Operating environment <NUM> typically includes at least some form of computer readable media. Computer readable media can be any available media that can be accessed by processing unit <NUM> or other devices comprising the operating environment. By way of example, and not limitation, computer readable media can comprise computer storage media and communication media. Computer storage media includes volatile and nonvolatile, removable and non-removable media implemented in any method or technology for storage of information such as computer readable instructions, data structures, program modules or other data. Computer storage media includes, RAM, ROM, EEPROM, flash memory or other memory technology, CD-ROM, digital versatile disks (DVD) or other optical storage, magnetic cassettes, magnetic tape, magnetic disk storage or other magnetic storage devices, solid state storage, or any other tangible medium which can be used to store the desired information.

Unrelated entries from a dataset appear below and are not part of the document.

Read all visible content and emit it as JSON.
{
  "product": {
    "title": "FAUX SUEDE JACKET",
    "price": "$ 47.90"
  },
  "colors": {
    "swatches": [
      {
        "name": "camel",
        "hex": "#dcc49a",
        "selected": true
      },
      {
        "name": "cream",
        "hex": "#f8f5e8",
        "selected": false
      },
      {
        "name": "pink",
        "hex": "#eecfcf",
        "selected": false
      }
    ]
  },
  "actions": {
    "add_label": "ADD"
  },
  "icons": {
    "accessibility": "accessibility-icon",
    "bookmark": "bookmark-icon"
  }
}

Communication media embodies computer readable instructions, data structures, program modules, or other data in a modulated data signal such as a carrier wave or other transport mechanism and includes any information delivery media. By way of example, and not limitation, communication media includes wired media such as a wired network or direct-wired connection, and wireless media such as acoustic, RF, infrared and other wireless media. Combinations of the any of the above should also be included within the scope of computer readable media. A computer-readable device is a hardware device incorporating computer storage media.

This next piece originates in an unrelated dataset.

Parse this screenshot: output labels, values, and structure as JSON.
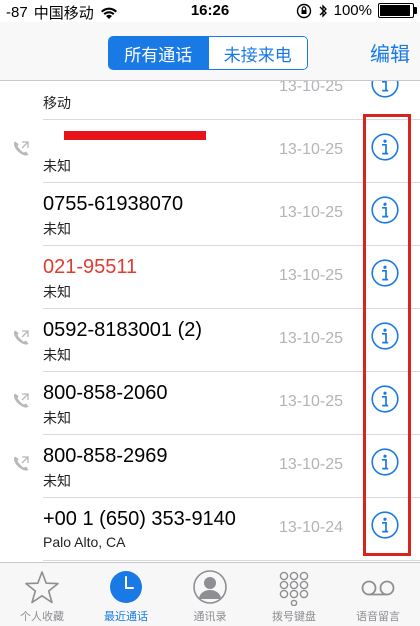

The operating environment <NUM> can be a single computer operating in a networked environment using logical connections to one or more remote computers. The remote computer can be a personal computer, a server, a router, a network PC, a peer device or other common network node, and typically includes many or all of the elements described above as well as others not so mentioned. The logical connections can include any method supported by available communications media. Such networking environments are commonplace in offices, enterprise-wide computer networks, intranets and the Internet.

Claim 1:
A computer-implemented method (<NUM>) for confirming tissue specimens removed using contrast-enhanced x-ray imaging, the method comprising:
receiving (<NUM>) a specimen (<NUM>) of breast tissue removed during a biopsy from a site of a patient's breast (<NUM>) subsequent to an injection of a vascular contrast agent into the patient;
capturing (<NUM>) a high energy image of the specimen (<NUM>);
capturing (<NUM>) a low energy image of the specimen (<NUM>);
subtracting (<NUM>) the low energy image from the high energy image to generate a subtracted image of the specimen; and
determining (<NUM>), based on the subtracted image of the specimen (<NUM>), that the contrast agent is present within the specimen (<NUM>) to confirm that the site from which the specimen (<NUM>) was removed is an intended area of interest for the biopsy,
wherein the intended area of interest for the biopsy is an area including at least a portion of potentially abnormal breast tissue, and
wherein the contrast agent is opaque in the high energy image of the specimen and the contrast agent is translucent in the low energy image of the specimen such that the presence of the contrast agent in the specimen is visible in the subtracted image of the specimen (<NUM>) when the low energy image is subtracted from the high energy image.